Frequency response is 39Hz to 25Khz. Recommended amplifier power is 75 to 150 watts per channel.
Reynolds said Vehement’s goal was to create a speaker capable of creating intimate imaging, while still offering full-range performance.
If my show demo is any indication, the designers have achieved much of what they sought.
Reynolds and Bohannon played me several tracks on a system that included a Jeff Rowland Design Group Continuum S2 integrated amp ($12,000 USD), an Antipodes Audio Edge server ($2,400 USD) and an Exogal DAC ($3,500).
It all was joined together by products from Verastarr’s Grand Illusion line, consisting of speaker wire ($2,099 USD), XLR cable ($1,699 USD) and a PC connection ($1,899).
The first track I requested was Dire Straits’ “Ride Across the River,” perhaps the most overlooked great song Mark Knopfler ever cut. The atmospheric composition includes impressively performed guitar, keyboard and percussion work that portrays a nightmare world of crackling thunder, buzzing insects and ominous drums.
The Brezza Forte did a good job rendering and separating all the musical parts on this selection from the blockbuster Brothers in Arms LP. It also excelled at conjuring the harrowing vibe of the Knopfler/Neil Dorfsman-produced recording.
Next up was Chris Isaak’s “Baby Did a Bad Thing” from his album Forever Blue.
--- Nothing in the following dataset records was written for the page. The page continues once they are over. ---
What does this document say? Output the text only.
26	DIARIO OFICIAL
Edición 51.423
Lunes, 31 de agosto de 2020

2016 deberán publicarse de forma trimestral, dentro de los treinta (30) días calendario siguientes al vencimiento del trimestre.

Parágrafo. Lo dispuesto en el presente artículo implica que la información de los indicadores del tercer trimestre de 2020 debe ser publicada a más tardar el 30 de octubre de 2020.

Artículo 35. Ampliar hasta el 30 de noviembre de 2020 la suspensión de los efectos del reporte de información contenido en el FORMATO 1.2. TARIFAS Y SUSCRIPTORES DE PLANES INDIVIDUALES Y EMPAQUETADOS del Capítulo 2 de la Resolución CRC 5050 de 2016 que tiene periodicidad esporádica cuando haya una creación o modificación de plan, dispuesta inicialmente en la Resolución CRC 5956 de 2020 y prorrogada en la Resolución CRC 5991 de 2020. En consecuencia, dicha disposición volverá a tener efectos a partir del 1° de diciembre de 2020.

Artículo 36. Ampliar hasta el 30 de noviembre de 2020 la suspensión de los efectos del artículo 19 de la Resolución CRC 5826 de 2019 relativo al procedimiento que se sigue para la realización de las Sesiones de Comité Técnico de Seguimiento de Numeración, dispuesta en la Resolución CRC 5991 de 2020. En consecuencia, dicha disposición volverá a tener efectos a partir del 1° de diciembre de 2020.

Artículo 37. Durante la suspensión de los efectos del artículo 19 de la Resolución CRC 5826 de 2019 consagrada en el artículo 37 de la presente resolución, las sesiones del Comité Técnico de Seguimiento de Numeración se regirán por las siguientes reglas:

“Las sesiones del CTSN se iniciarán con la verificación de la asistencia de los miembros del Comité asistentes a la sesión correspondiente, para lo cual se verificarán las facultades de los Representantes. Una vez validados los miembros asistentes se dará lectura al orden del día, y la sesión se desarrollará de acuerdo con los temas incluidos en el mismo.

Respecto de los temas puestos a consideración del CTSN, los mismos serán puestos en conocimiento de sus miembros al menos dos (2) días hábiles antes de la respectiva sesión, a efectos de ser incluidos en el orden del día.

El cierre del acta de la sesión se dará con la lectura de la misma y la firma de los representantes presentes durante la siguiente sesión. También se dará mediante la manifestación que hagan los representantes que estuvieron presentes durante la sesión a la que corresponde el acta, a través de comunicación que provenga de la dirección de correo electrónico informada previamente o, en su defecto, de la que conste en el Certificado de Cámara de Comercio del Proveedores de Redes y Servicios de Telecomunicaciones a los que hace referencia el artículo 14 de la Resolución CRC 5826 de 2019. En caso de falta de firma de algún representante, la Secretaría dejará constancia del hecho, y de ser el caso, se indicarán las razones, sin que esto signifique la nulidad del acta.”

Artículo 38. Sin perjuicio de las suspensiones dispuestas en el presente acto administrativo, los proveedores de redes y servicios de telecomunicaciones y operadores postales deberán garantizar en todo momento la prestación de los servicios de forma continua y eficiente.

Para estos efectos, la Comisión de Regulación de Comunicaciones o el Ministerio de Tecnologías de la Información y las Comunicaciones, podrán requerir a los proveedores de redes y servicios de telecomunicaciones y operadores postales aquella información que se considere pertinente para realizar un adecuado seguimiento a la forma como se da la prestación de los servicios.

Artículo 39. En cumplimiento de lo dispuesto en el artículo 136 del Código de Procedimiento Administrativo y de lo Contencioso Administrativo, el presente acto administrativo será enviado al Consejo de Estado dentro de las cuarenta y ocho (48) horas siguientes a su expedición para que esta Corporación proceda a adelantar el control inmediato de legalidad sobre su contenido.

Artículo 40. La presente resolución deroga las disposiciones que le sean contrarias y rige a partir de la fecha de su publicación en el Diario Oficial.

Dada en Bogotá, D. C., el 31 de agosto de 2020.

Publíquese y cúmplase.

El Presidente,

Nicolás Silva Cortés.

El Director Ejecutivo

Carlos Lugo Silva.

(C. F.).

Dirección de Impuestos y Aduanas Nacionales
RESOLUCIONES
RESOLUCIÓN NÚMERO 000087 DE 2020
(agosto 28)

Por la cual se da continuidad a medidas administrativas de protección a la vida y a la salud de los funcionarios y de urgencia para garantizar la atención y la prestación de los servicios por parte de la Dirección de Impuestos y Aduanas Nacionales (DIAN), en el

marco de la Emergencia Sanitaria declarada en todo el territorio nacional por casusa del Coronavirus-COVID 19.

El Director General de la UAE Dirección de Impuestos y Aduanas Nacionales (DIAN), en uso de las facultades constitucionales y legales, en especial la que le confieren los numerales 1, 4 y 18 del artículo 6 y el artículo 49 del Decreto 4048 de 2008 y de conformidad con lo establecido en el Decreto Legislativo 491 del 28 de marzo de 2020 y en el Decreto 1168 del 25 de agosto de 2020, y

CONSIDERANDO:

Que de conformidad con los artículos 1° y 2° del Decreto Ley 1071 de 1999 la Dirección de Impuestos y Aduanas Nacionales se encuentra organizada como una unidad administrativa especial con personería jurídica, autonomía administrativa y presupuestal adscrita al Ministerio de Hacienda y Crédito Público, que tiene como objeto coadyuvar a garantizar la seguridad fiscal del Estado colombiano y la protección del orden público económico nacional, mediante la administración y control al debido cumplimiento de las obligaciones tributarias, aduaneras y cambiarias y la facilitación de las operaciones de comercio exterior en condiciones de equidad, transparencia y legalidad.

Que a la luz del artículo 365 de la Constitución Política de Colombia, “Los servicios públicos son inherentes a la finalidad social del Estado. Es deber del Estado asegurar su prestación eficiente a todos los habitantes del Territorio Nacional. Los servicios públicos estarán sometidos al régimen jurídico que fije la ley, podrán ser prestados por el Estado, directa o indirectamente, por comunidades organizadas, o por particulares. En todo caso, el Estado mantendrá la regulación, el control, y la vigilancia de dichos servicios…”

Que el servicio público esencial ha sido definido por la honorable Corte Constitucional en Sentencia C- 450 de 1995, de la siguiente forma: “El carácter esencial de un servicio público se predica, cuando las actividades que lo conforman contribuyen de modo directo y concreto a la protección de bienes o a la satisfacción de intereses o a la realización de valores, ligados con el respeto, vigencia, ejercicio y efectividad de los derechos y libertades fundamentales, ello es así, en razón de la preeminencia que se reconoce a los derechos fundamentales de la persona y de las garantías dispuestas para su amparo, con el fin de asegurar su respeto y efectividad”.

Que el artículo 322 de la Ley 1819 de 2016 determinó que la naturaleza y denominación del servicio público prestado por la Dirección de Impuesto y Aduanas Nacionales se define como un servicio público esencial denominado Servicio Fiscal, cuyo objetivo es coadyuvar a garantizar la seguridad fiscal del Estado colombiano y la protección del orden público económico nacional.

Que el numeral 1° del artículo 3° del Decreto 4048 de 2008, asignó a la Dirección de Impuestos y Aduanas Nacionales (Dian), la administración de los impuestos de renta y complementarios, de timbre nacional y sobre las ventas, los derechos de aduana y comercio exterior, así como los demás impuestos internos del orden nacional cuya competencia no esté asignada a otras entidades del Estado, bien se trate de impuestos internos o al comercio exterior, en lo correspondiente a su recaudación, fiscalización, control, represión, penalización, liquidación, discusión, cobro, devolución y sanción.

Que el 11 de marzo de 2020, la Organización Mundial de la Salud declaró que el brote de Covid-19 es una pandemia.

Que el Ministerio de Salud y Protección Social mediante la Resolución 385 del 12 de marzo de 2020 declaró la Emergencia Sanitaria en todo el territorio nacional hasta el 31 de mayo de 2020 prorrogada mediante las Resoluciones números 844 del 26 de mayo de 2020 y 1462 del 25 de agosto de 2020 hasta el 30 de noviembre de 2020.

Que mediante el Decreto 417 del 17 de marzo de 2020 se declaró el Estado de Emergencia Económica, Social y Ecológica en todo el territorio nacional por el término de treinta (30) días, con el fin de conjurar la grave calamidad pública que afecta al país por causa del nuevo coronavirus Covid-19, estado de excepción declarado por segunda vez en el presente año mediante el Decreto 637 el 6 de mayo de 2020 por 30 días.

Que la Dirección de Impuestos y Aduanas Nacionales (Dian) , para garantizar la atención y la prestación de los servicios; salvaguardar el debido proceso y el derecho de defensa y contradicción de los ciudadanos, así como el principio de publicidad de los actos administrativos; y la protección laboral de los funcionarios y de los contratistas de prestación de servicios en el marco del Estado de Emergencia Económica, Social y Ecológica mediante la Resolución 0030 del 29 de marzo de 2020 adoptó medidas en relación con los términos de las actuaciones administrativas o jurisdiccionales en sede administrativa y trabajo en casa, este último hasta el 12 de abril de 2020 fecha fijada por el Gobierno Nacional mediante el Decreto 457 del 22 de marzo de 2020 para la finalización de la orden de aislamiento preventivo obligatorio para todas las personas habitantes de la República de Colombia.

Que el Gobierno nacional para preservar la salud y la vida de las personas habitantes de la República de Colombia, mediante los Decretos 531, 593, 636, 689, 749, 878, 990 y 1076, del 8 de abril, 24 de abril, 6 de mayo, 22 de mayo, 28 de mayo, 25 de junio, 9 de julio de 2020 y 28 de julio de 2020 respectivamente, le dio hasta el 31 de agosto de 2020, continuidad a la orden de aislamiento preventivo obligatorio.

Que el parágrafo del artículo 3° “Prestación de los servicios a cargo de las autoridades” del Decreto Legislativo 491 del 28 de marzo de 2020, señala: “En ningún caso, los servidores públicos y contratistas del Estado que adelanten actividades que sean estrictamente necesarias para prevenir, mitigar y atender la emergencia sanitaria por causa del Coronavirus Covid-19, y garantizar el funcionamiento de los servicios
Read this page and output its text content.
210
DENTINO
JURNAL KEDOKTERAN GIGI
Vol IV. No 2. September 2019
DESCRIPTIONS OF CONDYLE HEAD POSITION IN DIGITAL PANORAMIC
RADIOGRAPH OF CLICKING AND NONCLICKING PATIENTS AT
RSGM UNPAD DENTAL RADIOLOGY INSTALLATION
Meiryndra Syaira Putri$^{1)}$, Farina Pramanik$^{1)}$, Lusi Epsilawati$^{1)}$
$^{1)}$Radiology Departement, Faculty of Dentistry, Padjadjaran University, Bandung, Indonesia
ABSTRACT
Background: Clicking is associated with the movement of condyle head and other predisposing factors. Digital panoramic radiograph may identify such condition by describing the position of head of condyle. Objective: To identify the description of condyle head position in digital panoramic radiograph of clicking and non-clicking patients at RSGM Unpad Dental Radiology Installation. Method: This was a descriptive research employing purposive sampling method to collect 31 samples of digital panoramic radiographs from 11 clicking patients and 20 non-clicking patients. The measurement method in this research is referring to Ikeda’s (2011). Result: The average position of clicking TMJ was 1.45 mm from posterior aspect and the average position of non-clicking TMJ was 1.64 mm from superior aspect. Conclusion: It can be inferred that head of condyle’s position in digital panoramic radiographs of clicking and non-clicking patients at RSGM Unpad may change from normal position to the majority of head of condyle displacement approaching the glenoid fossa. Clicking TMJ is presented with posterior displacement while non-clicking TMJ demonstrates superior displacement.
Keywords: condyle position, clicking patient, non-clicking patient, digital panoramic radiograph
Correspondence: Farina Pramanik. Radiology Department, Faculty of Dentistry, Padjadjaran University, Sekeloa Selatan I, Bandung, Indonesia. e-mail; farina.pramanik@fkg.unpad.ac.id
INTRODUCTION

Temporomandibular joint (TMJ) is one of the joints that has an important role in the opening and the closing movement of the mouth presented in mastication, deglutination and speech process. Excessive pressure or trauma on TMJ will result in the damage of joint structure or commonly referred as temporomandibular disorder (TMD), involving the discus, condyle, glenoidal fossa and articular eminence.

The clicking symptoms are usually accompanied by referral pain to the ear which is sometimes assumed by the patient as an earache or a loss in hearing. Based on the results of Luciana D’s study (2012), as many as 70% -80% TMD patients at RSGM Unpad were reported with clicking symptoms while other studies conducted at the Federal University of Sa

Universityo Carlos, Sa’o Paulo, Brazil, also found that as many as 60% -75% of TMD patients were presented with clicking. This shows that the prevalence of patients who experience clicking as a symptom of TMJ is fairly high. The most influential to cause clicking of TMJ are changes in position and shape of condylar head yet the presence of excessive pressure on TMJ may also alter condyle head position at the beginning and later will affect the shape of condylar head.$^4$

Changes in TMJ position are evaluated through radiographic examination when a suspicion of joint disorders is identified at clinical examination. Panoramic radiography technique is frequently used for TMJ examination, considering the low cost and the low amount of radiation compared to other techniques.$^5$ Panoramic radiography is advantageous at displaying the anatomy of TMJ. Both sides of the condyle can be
The guitar-based number, which finds Isaak in typical retro-Elvis mode, had ample air around the vocals, tight bass and good pace.Overall, the loudspeaker’s time-aligned ribbon tweeter, solid-surface baffle and imposing 130-pound weight (each) seemed to project a deep soundstage, low distortion and a cohesive aural image.
Reynolds and Bohannon say more speakers are coming, including a smaller model called the Brezza Savant. With their first effort, though, Vehement certainly is off to a good start.